Get To Know The

Green Salamander

While the City of Norton is famous for being home to the fabled Woodbooger, the City is also home to another creature, one lesser-known than the Woodbooger but just as fascinating. The Green Salamander (Aneides aeneus) can be found in and around the city’s property on High Knob and is one of the most interesting and unique salamanders in Southwest Virginia. While Wise County and the City of Norton have upwards of 20 salamander species within their borders – making this one of the planet’s highest concentrations of salamander diversity – the Green Salamander is the only species in Virginia that is “arboreal,” meaning that it climbs trees. During summer months, these creatures ascend high into the forest canopy, where their bright green color helps to blend in with leaves and lichens. Unique, suction cup-like toe tips help Green Salamanders climb to heights well above the other species found in our area.

Like the Woodbooger,the Green Salamander is a rare creature that is sensitive to habitat disturbance – meaning that its presence in Norton is particularly special. As a result, the city has deemed the Flag Rock Recreation Area a Green Salamander Sanctuary, protecting these salamanders’ habitat. And like the city’s Woodbooger Sanctuary, this Green Salamander Sanctuary is one-of-a-kind – the only town or city property given special designation for this species in the country. This species is so special, in fact, that researchers from the University of Virginia’s College at Wise and elsewhere visit Norton just to learn more about this unique species.

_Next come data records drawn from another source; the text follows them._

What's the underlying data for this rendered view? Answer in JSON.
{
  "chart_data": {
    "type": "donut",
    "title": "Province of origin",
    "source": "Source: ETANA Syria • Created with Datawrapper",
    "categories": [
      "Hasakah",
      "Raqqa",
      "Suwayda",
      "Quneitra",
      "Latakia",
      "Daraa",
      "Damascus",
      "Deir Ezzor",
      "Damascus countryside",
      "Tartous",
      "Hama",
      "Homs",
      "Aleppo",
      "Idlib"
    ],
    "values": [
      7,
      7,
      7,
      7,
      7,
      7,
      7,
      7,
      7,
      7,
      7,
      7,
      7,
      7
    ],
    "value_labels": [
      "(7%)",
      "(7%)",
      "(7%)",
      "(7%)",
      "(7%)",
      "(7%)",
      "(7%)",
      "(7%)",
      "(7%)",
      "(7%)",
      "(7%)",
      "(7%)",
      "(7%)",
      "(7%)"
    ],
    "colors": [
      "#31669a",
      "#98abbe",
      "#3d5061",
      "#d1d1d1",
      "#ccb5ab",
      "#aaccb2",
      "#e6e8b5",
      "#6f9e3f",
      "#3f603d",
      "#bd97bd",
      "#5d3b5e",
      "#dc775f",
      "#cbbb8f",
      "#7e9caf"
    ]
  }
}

Green Salamanders are abundant on the mountain above Norton, so chances are high you may stumble across one during a visit above the city. If you do, consider yourself lucky: Green Salamanders are a species that not even many trained herpetologists get to see. If you run across a Green Salamander’s path, simply enjoy it at a distance without handling it or otherwise disturbing it in any way. Salamanders can be harmed by chemicals on humans’ skin and may not respond well to being handled, and Green Salamanders in particular do not cope well with captivity and need the unique mix of environmental conditions on High Knob to survive. It’s fine to take pictures without disturbing the animal, though, and then simply let it go on its way.